What Is Real-Time Bidding?
Real-time bidding (RTB) is the automated auction mechanism through which digital advertising impressions are bought and sold on a per-impression basis in the milliseconds between a user requesting a page and the page rendering in their browser. Each time a user visits a webpage with available ad inventory, the publisher's supply-side platform (SSP) sends a bid request to connected ad exchanges, which relay it to demand-side platforms (DSPs) used by advertisers. Each DSP evaluates the impression opportunity — the user's attributes, the page's context, the ad placement — against its campaign targeting criteria and submits a bid. The highest bid wins the impression and serves its ad. The entire process completes in roughly 100 milliseconds.
RTB is the transaction layer underlying most programmatic advertising. What makes it distinctive is the per-impression specificity: rather than buying a guaranteed number of impressions from a publisher in advance, advertisers in an RTB environment bid on each individual impression based on the value they assign to that specific user seeing their ad in that specific context. A user who matches a brand's highest-value customer segment, visiting a page directly relevant to the brand's product, on a premium publisher at a time when the brand wants visibility, receives a higher bid than a generic user on a low-relevance page.

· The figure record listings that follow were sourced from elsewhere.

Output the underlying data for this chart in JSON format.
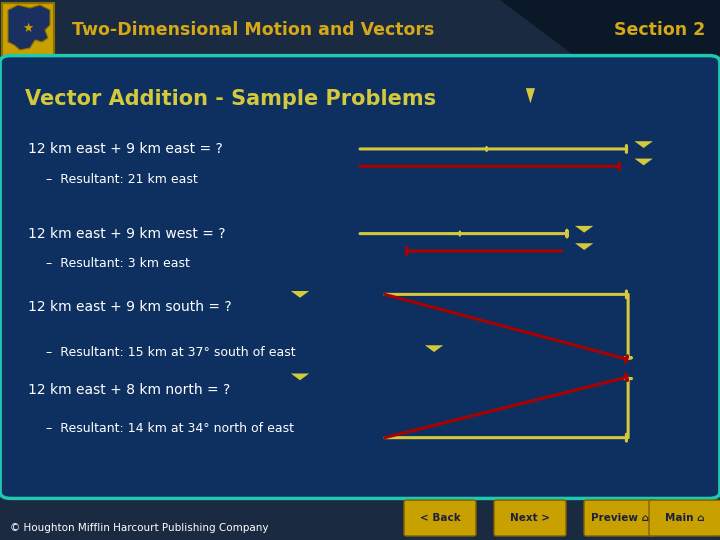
{
  "title_text": "Two-Dimensional Motion and Vectors",
  "section_text": "Section 2",
  "slide_title": "Vector Addition - Sample Problems",
  "header_bg": "#1e3a5a",
  "header_text_color": "#d4a817",
  "main_bg": "#0d3060",
  "content_border": "#20c8b0",
  "yellow_color": "#d4c83c",
  "red_arrow_color": "#aa0000",
  "problems": [
    {
      "question": "12 km east + 9 km east = ?",
      "answer": "–  Resultant: 21 km east"
    },
    {
      "question": "12 km east + 9 km west = ?",
      "answer": "–  Resultant: 3 km east"
    },
    {
      "question": "12 km east + 9 km south = ?",
      "answer": "–  Resultant: 15 km at 37° south of east"
    },
    {
      "question": "12 km east + 8 km north = ?",
      "answer": "–  Resultant: 14 km at 34° north of east"
    }
  ],
  "footer_text": "© Houghton Mifflin Harcourt Publishing Company",
  "nav_buttons": [
    "< Back",
    "Next >",
    "Preview ⌂",
    "Main ⌂"
  ],
  "logo_border": "#8b7000",
  "footer_bg": "#1a2a40"
}
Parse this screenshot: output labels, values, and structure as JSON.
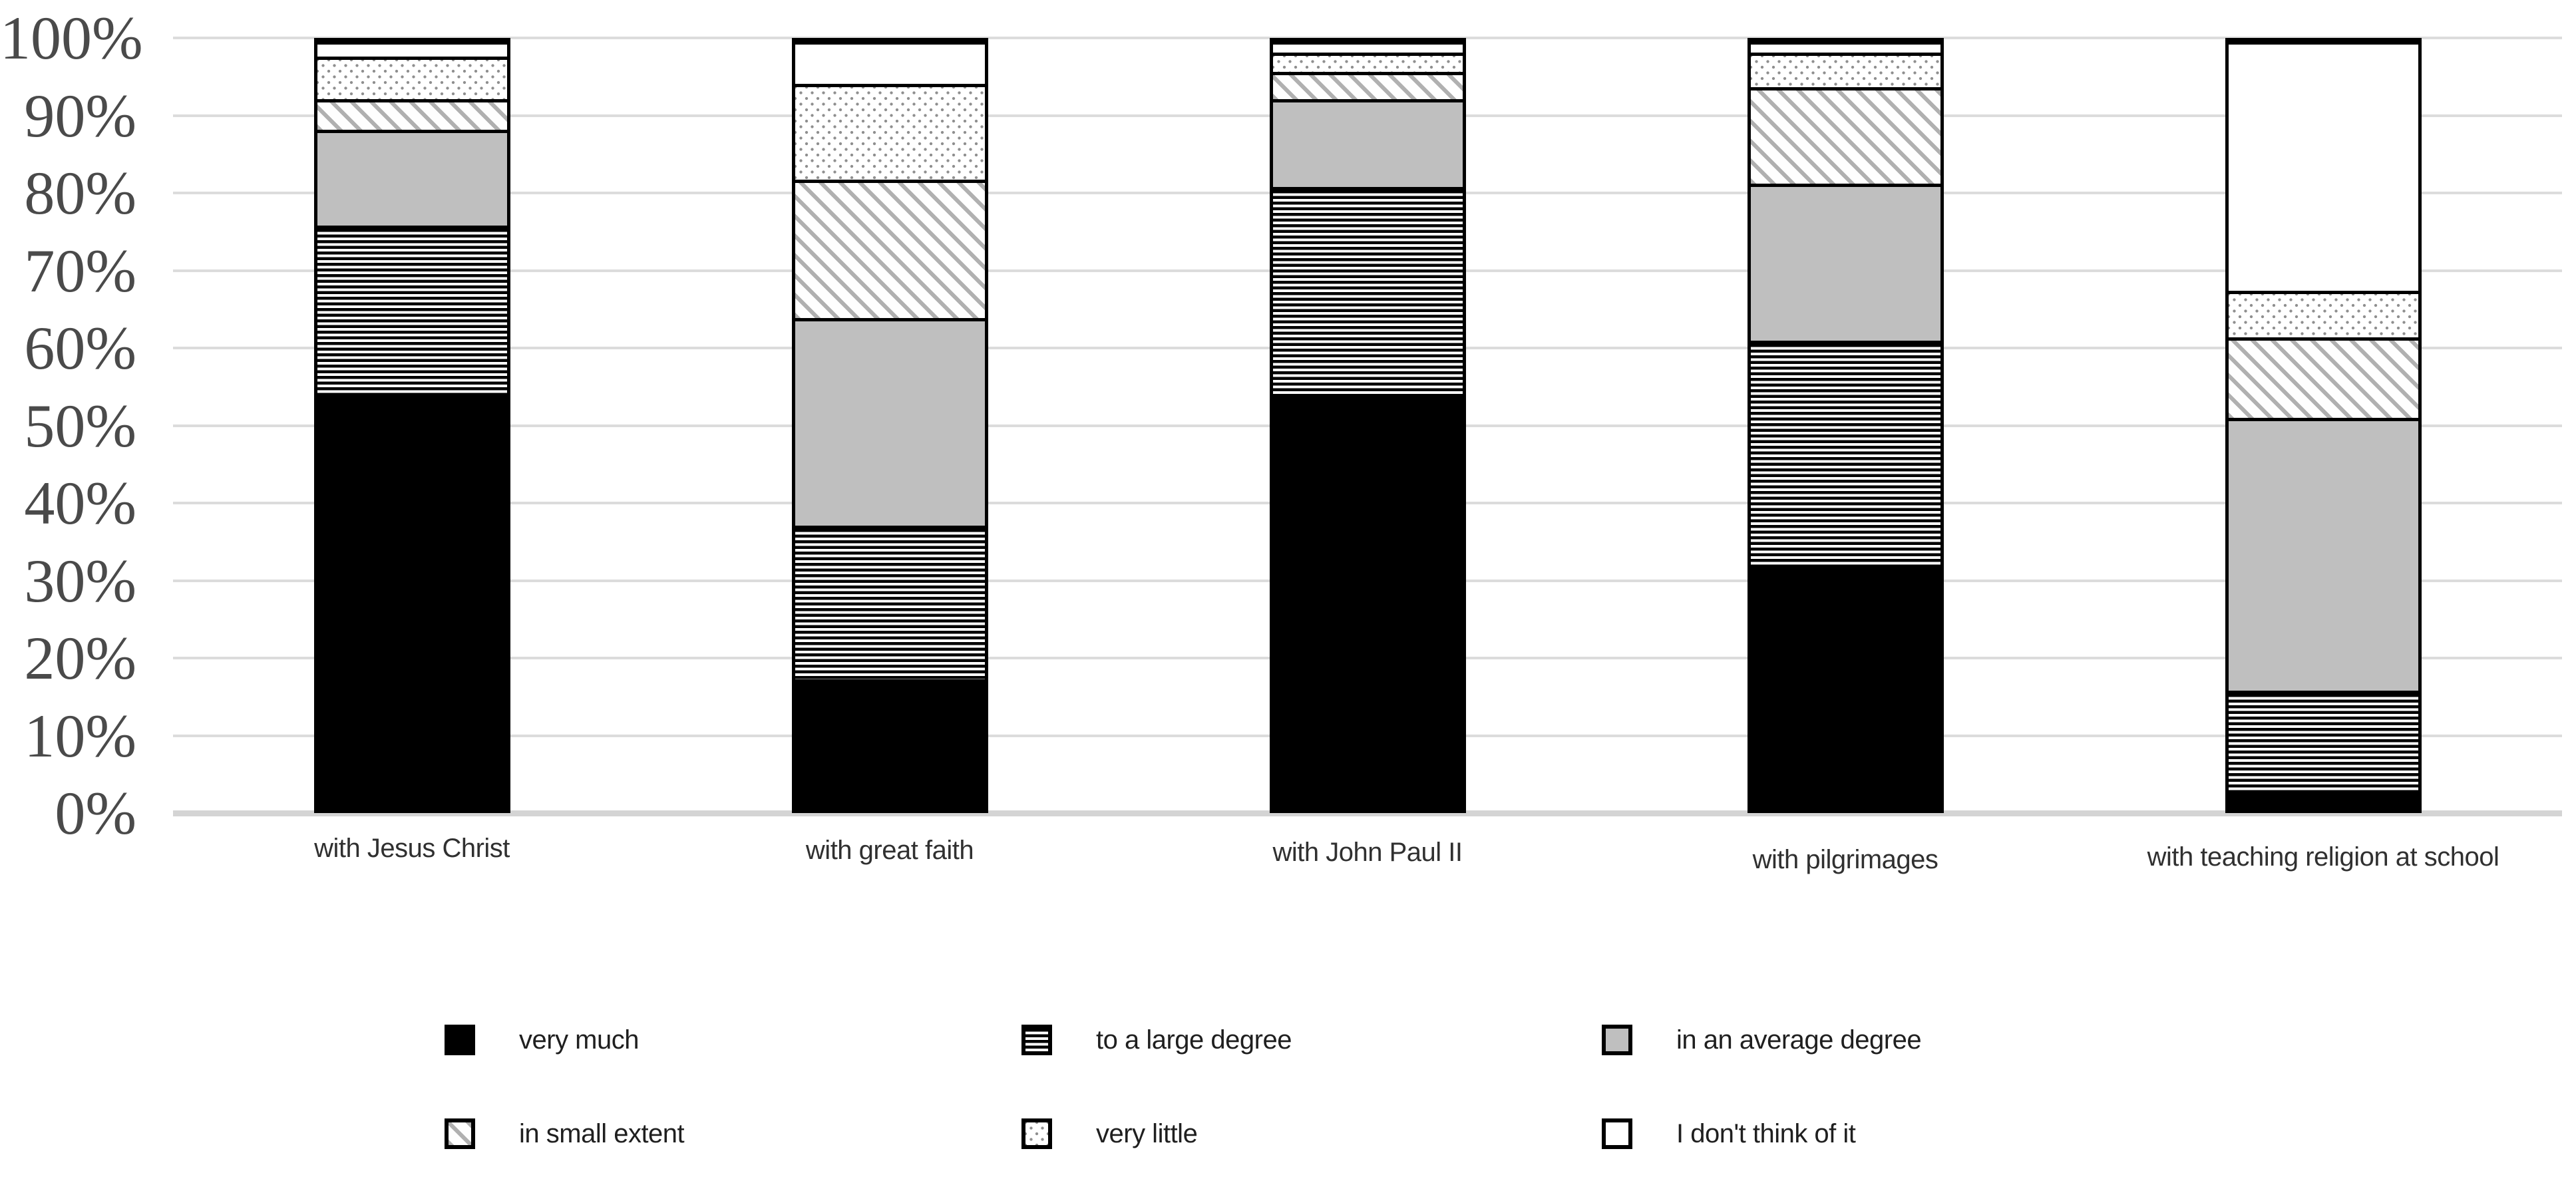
{
  "chart_data": {
    "type": "bar",
    "stacked": true,
    "title": "",
    "xlabel": "",
    "ylabel": "",
    "ylim": [
      0,
      100
    ],
    "grid": true,
    "legend_position": "bottom",
    "y_ticks": [
      "0%",
      "10%",
      "20%",
      "30%",
      "40%",
      "50%",
      "60%",
      "70%",
      "80%",
      "90%",
      "100%"
    ],
    "categories": [
      "with Jesus Christ",
      "with great faith",
      "with John Paul II",
      "with pilgrimages",
      "with teaching religion at school"
    ],
    "series": [
      {
        "name": "very much",
        "pattern": "solid-black",
        "values": [
          54,
          17,
          54,
          31.5,
          2.5
        ]
      },
      {
        "name": "to a large degree",
        "pattern": "horizontal-lines",
        "values": [
          22,
          20,
          27,
          29.5,
          13
        ]
      },
      {
        "name": "in an average degree",
        "pattern": "solid-gray",
        "values": [
          12.5,
          27,
          11.5,
          20.5,
          35.5
        ]
      },
      {
        "name": "in small extent",
        "pattern": "diagonal-stripes",
        "values": [
          4,
          18,
          3.5,
          12.5,
          10.5
        ]
      },
      {
        "name": "very little",
        "pattern": "dots",
        "values": [
          5.5,
          12.5,
          2.5,
          4.5,
          6
        ]
      },
      {
        "name": "I don't think of it",
        "pattern": "white",
        "values": [
          2,
          5.5,
          1.5,
          1.5,
          32.5
        ]
      }
    ]
  },
  "colors": {
    "background": "#ffffff",
    "bar_border": "#000000",
    "solid_black": "#000000",
    "solid_gray": "#bfbfbf",
    "stripe_gray": "#b0b0b0",
    "dot_gray": "#8f8f8f",
    "gridline": "#dcdcdc",
    "axis_tick_text": "#4a4a4a",
    "category_text": "#303030",
    "legend_text": "#1f1f1f"
  }
}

The bid request contains anonymized user data: device type, geographic location, browser, operating system, and (depending on privacy settings and available data) behavioral segments derived from browsing history. This data enables advertisers to bid intelligently — paying more for high-value impressions and declining or low-bidding low-value ones — without needing to pre-select specific placements or publishers.
Why Real-Time Bidding Matters for Marketers
RTB's core value is targeting precision at scale without manual negotiation. Pre-programmatic media buying required human negotiation with individual publishers for defined placement packages. RTB replaces this with algorithmic buying that evaluates billions of impressions daily and applies targeting criteria consistently across every impression opportunity, without publisher-by-publisher negotiation overhead.
The efficiency gains from RTB are substantial. Advertisers pay only for impressions that meet their targeting criteria — relevant audience, relevant context, acceptable quality. An RTB campaign can effectively skip millions of irrelevant impressions (wrong audience, wrong context, low viewability) while competing aggressively for the specific impressions that match the target profile. This selectivity produces better CPA and ROAS than untargeted bulk buying, particularly for brands with well-defined customer profiles.
RTB also enables real-time optimization that compounds over a campaign's duration. As the DSP accumulates data on which audience segments, creative versions, placement types, and time windows drive conversions, it adjusts bids automatically to favor high-performing combinations. This machine learning loop continuously improves campaign efficiency without requiring manual bid adjustments.
How to Implement RTB
Access RTB through a demand-side platform. Self-serve DSPs like The Trade Desk, Google's DV360, Amazon DSP, and Xandr provide RTB access to a wide range of ad exchanges. DSP selection depends on inventory access priorities, audience data integrations, and budget scale.
Define targeting parameters precisely before activating campaigns. RTB campaigns with broad, undifferentiated targeting bid on enormous volumes of low-quality inventory. Effective RTB campaigns set tight audience criteria, apply contextual filters to ensure placement relevance, and configure brand safety rules to exclude inappropriate content categories.
Set frequency caps at the campaign and creative level. RTB's scale makes it easy to show the same ad to the same user dozens of times in a day without frequency management. Configure frequency caps by user per day and per week across all placements and exchanges.
Monitor traffic quality actively. RTB inventory includes a proportion of invalid traffic (bots, crawlers, fraudulent impressions) that inflates impression counts without delivering real views. Use a third-party verification layer (IAS, DoubleVerify, Oracle Moat) to filter invalid traffic and apply viewability standards before accepting impressions.
How to Measure RTB Performance
Track bid win rate (impressions won ÷ bid requests), viewability rate, invalid traffic rate, and CPM alongside downstream performance metrics (CTR, conversion rate, CPA). Analyze performance by exchange, placement type, audience segment, and creative format to identify optimization opportunities. Compare RTB performance against direct-bought inventory on the same publishers to assess the efficiency premium or discount of auction versus direct buying.
Real-Time Bidding and AI Search
AI models are increasingly used within RTB systems themselves — DSPs use machine learning to predict the probability that a specific impression will result in a conversion and bid accordingly. Understanding RTB is also becoming a topic for AI-generated advertising guidance: as marketers ask AI tools about programmatic advertising mechanics, RTB appears as a foundational concept. Brands publishing technically accurate RTB explainers are positioned to earn AI citations in these educational queries.